Thursday, March 21, 2013

Saturated Soup



I once understood how the Doritos of Guatemala formed. But then I forgot. It’s not very long until you’ll understand too. You’ll probably forget also. It’s a really long and complicated mathematical equation that a Japanese man says very quickly. He only says it once too. It’s hopeless. Unless your name is Hope. Then it’s hopeful. Hey. I just realized. People named Hope probably have scalps. Just like the people that aren’t named Hope. That’s astounding. I can’t really recall the last time I found someone named not Hope how with scalps had. Whilst.

Anyway, I wanted to infer something. And infer is the verby form of inference, and I sure know it. What I wanted to infer is what the two Ss in USSR stand for. I’m guessing it’s Saturated Soup. But I could be wrong. Like, the Union of Saturated Soup Republics. That sounds right, right? That seems like something that would be ruled by a man with a large mustache. I can’t even see it, but I can look directly into its leg. There are no bones in it unfortunately. They’re not allowed to be there.
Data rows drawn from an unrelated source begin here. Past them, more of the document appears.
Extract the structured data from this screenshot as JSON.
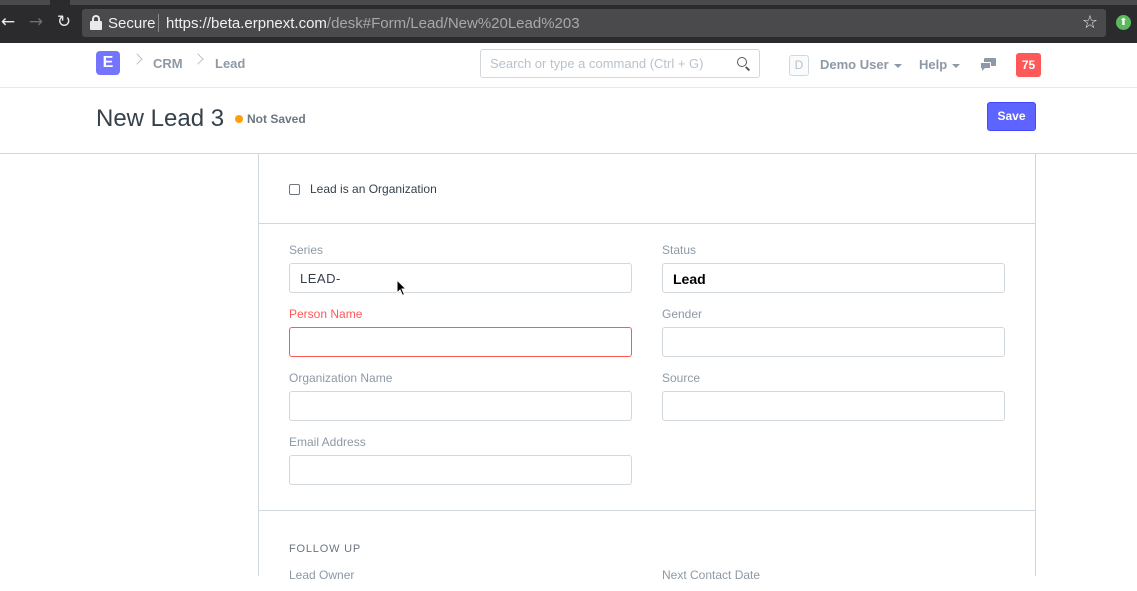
{
  "browser": {
    "secure_label": "Secure",
    "url_host": "https://beta.erpnext.com",
    "url_path": "/desk#Form/Lead/New%20Lead%203"
  },
  "navbar": {
    "logo_letter": "E",
    "breadcrumbs": [
      "CRM",
      "Lead"
    ],
    "search_placeholder": "Search or type a command (Ctrl + G)",
    "avatar_letter": "D",
    "user_menu": "Demo User",
    "help_menu": "Help",
    "notification_count": "75"
  },
  "page": {
    "title": "New Lead 3",
    "indicator": "Not Saved",
    "indicator_color": "#ffa00a",
    "save_label": "Save"
  },
  "form": {
    "org_checkbox_label": "Lead is an Organization",
    "org_checkbox_checked": false,
    "fields": {
      "series": {
        "label": "Series",
        "value": "LEAD-"
      },
      "status": {
        "label": "Status",
        "value": "Lead"
      },
      "person_name": {
        "label": "Person Name",
        "value": ""
      },
      "gender": {
        "label": "Gender",
        "value": ""
      },
      "organization_name": {
        "label": "Organization Name",
        "value": ""
      },
      "source": {
        "label": "Source",
        "value": ""
      },
      "email_address": {
        "label": "Email Address",
        "value": ""
      },
      "lead_owner": {
        "label": "Lead Owner"
      },
      "next_contact_date": {
        "label": "Next Contact Date"
      }
    },
    "follow_up_heading": "FOLLOW UP"
  }
}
The bones that is. Bones in legs are like pie in cake. It makes no sense and is useless. Soup isn’t though.

The golden globes are just like the Golden Globes. The only difference being is that the golden globes are small spheres that I own that are colored a metallic yellow, and the Golden Globes are some TV award show thing. Don’t tell me how to live my life. If I understood the quack quotient I probably wouldn’t need to own golden globes. The golden globes conduct electricity and don’t pay for the amount of heating required to keep humans alive in Siberia. Even if they did, why would you care? You don’t live in Siberia. I can tell. I’m a doctor. If you did live in Siberia, however, you wouldn’t be speaking Latin. Because no one speaks Latin. Latin is a dead language.

City book makes salad. And by that I mean, you aren’t allowed to buy books in a Subway in New York City. That would just be weird. I’m not talking about the underground trains either. I’m talking about the restaurant chain that has a guy named Jared as their spokesman. Apparently Jared was fat before. Then he started eating Subway and working out and he got skinny. It was obviously the Subway sandwiches he was eating that made him skinny. Hey, don’t take anything personal Jared. I like Subway, and I like your glasses. They suit you. Don’t devour humans though. That’s illegal in most countries.